The nuclear threat has grown more urgent with the widespread use of the Internet, he said.

“If you Google the words, ‘how to build a nuclear bomb,’ you get more than 6.5 million results,” he said. “The knowledge is out there. The drive … is out there, and the materials can be found.”

He noted that this month marks the 70th anniversary of the day when Albert Einstein warned President Roosevelt that the scientists were acquiring the knowledge of atomic power and urged “watchfulness” and “quick action” to prevent Nazi Germany from developing a bomb.

“Those words, more than a half-century old, should take on a renewed meaning, as we now work to counter this uniquely 21st century WMD threat,” he said.

DIPLOMATIC TRAFFIC

Foreign visitors in Washington this week:

Thursday

Ivonne Baki, president of the Andean Parliament and a former Ecuadorean ambassador to the United States. She delivers the keynote address at a Latin American poverty forum organized by the Council of the Americas and the Millennium Challenge Corp.

Abdel Monem Said Aly, a senator in Egypt’s Shura Council, the upper house of parliament, and chairman of the board of the Al Ahram Foundation.
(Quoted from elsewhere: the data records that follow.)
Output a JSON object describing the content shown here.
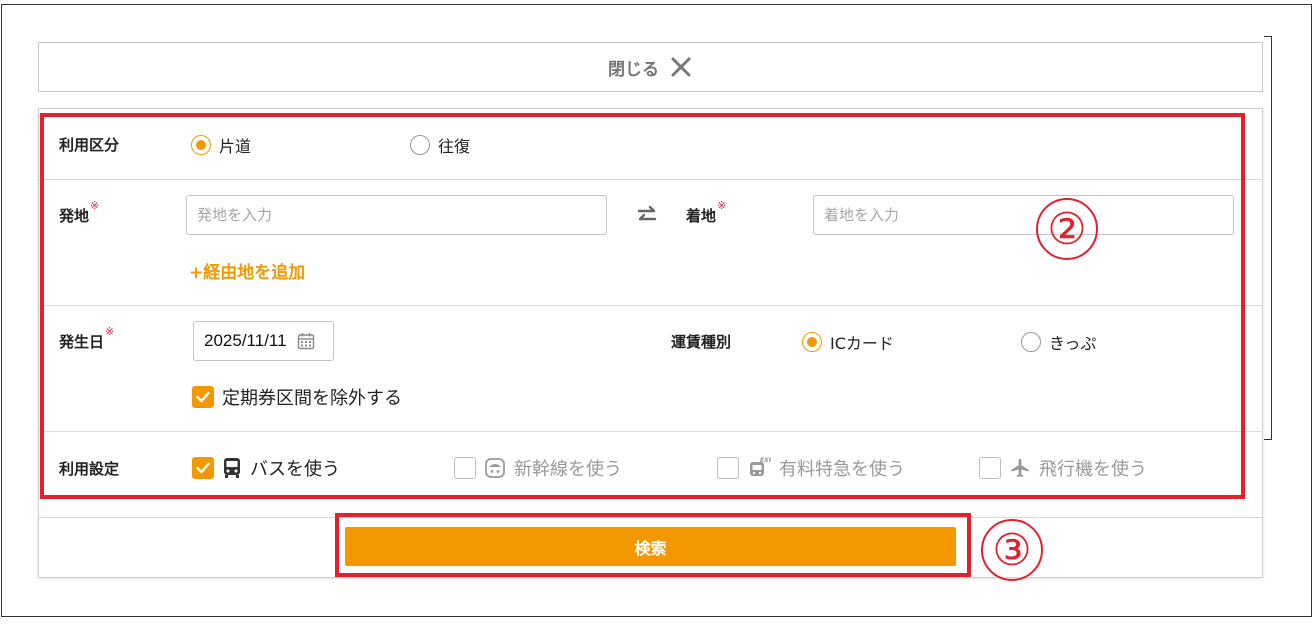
{
  "close_bar": {
    "label": "閉じる"
  },
  "usage_type": {
    "label": "利用区分",
    "options": [
      {
        "label": "片道",
        "selected": true
      },
      {
        "label": "往復",
        "selected": false
      }
    ]
  },
  "route": {
    "origin": {
      "label": "発地",
      "required_mark": "※",
      "placeholder": "発地を入力",
      "value": ""
    },
    "destination": {
      "label": "着地",
      "required_mark": "※",
      "placeholder": "着地を入力",
      "value": ""
    },
    "add_via_label": "+経由地を追加"
  },
  "date": {
    "label": "発生日",
    "required_mark": "※",
    "value": "2025/11/11",
    "exclude_commuter": {
      "label": "定期券区間を除外する",
      "checked": true
    }
  },
  "fare_type": {
    "label": "運賃種別",
    "options": [
      {
        "label": "ICカード",
        "selected": true
      },
      {
        "label": "きっぷ",
        "selected": false
      }
    ]
  },
  "usage_settings": {
    "label": "利用設定",
    "options": [
      {
        "label": "バスを使う",
        "checked": true,
        "icon": "bus-icon"
      },
      {
        "label": "新幹線を使う",
        "checked": false,
        "icon": "shinkansen-icon"
      },
      {
        "label": "有料特急を使う",
        "checked": false,
        "icon": "express-train-icon"
      },
      {
        "label": "飛行機を使う",
        "checked": false,
        "icon": "airplane-icon"
      }
    ]
  },
  "search_button": {
    "label": "検索"
  },
  "annotations": {
    "marker_2": "②",
    "marker_3": "③"
  },
  "colors": {
    "accent": "#f39800",
    "annotation": "#e4202e",
    "required": "#e0245e"
  }
}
He addresses the International Foundation for Electoral Systems and discusses U.S.-Egypt relations in advance of an Aug. 18 meeting between President Obama and Egyptian President Hosni Mubarak at the White House.

Sam Pitroda, chairman of India’s National Knowledge Commission, who discusses education policies in China, India and the United States at a forum organized by the Bridging Nations Foundation.

Saturday

Deepak Perwani, a celebrated Pakistani fashion designer, who delivers a keynote address at a black-tie fundraiser and fashion show to help displaced people in Pakistan through the American Fund for Human Development.